Government-owned air navigation service provider Airservices has introduced a landing system known as SmartPath technology, or ground based augmentation system, to allow suitably equipped aircraft to navigate via satellite technology rather than radio-based instruments — currently the standard used at airports around the world — to land within one metre of the runway centre line in low visibility conditions.
SmartPath is also capable of providing up to 26 simultaneous instrument approaches within a 42 kilometre radius from the airport.
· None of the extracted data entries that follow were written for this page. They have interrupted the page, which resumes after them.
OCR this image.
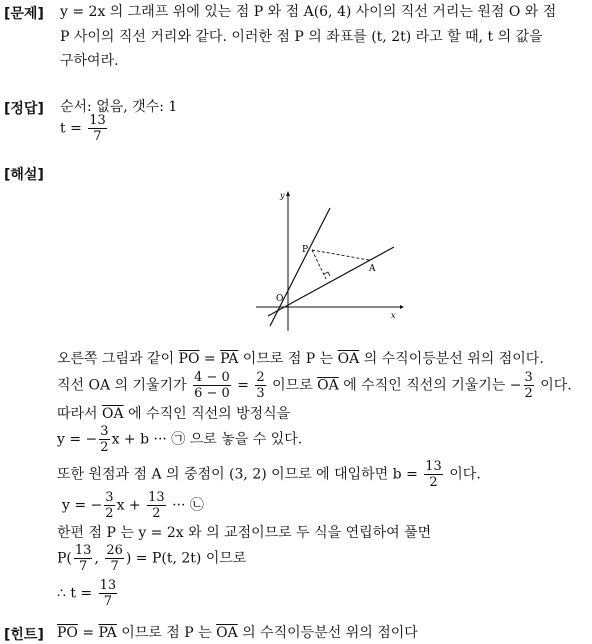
[문제] y = 2x 의 그래프 위에 있는 점 P 와 점 A(6, 4) 사이의 직선 거리는 원점 O 와 점
P 사이의 직선 거리와 같다. 이러한 점 P 의 좌표를 (t, 2t) 라고 할 때, t 의 값을
구하여라.
[정답] 순서: 없음, 갯수: 1
$t = \frac{13}{7}$
[해설]
y
x
O
P
A
오른쪽 그림과 같이 $\overline{PO} = \overline{PA}$ 이므로 점 P 는 $\overline{OA}$ 의 수직이등분선 위의 점이다.
직선 OA 의 기울기가 $\frac{4 - 0}{6 - 0} = \frac{2}{3}$ 이므로 $\overline{OA}$ 에 수직인 직선의 기울기는 − $\frac{3}{2}$ 이다.
따라서 $\overline{OA}$ 에 수직인 직선의 방정식을
y = − $\frac{3}{2}$ x + b ··· ㉠ 으로 놓을 수 있다.
또한 원점과 점 A 의 중점이 (3, 2) 이므로 에 대입하면 $b = \frac{13}{2}$ 이다.
y = − $\frac{3}{2}$ $x + \frac{13}{2}$ ··· ㉡
한편 점 P 는 y = 2x 와 의 교점이므로 두 식을 연립하여 풀면
$P( \frac{13}{7}$ , $\frac{26}{7}$ ) = P(t, 2t) 이므로
∴ $t = \frac{13}{7}$
[힌트] $\overline{PO} = \overline{PA}$ 이므로 점 P 는 $\overline{OA}$ 의 수직이등분선 위의 점이다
The system will also reduce maintenance and provide more efficient calibration than traditional instrument landing systems.
Airservices acting CEO Mark Rodwell said that the technology improves the accuracy of aircraft positioning and can guide aircraft along a predictable, precise landing path by correcting Global Positioning System (GPS) errors, and transmitting data directly to an aircraft's flight management system.
"By integrating SmartPath and other GPS-based operations with air traffic management, Airservices is focused on delivering new satellite-based performance-driven air navigation systems for the 21st century," he said.
A Qantas spokesperson said that since 2006 the system has been trialled by Qantas on its Boeing 737-800 and Airbus 380 aircraft, and up until May 2014, Qantas flew around 2,500 landings using the SmartPath system.
"The system was formally commissioned at Sydney Airport on 29 May 2014 and we are now operating 40 SmartPath landings a day, significantly more than any other airline," said the spokesperson. "Over time, it should result in far fewer flight diversions in the event of bad weather and poor visibility."
Airservices partnered with Honeywell Aerospace to develop the SmartPath system, and Sydney Airport is the first in Australia to install and use it.
"This revolutionary technology does the work of six separate instrument landing system units," said Sydney Airport CEO Kerrie Mather. "It's an additional layer of safety that more and more airlines will take advantage of as new aircraft models such as Airbus A380s and Boeing 787 Dreamliners go into service."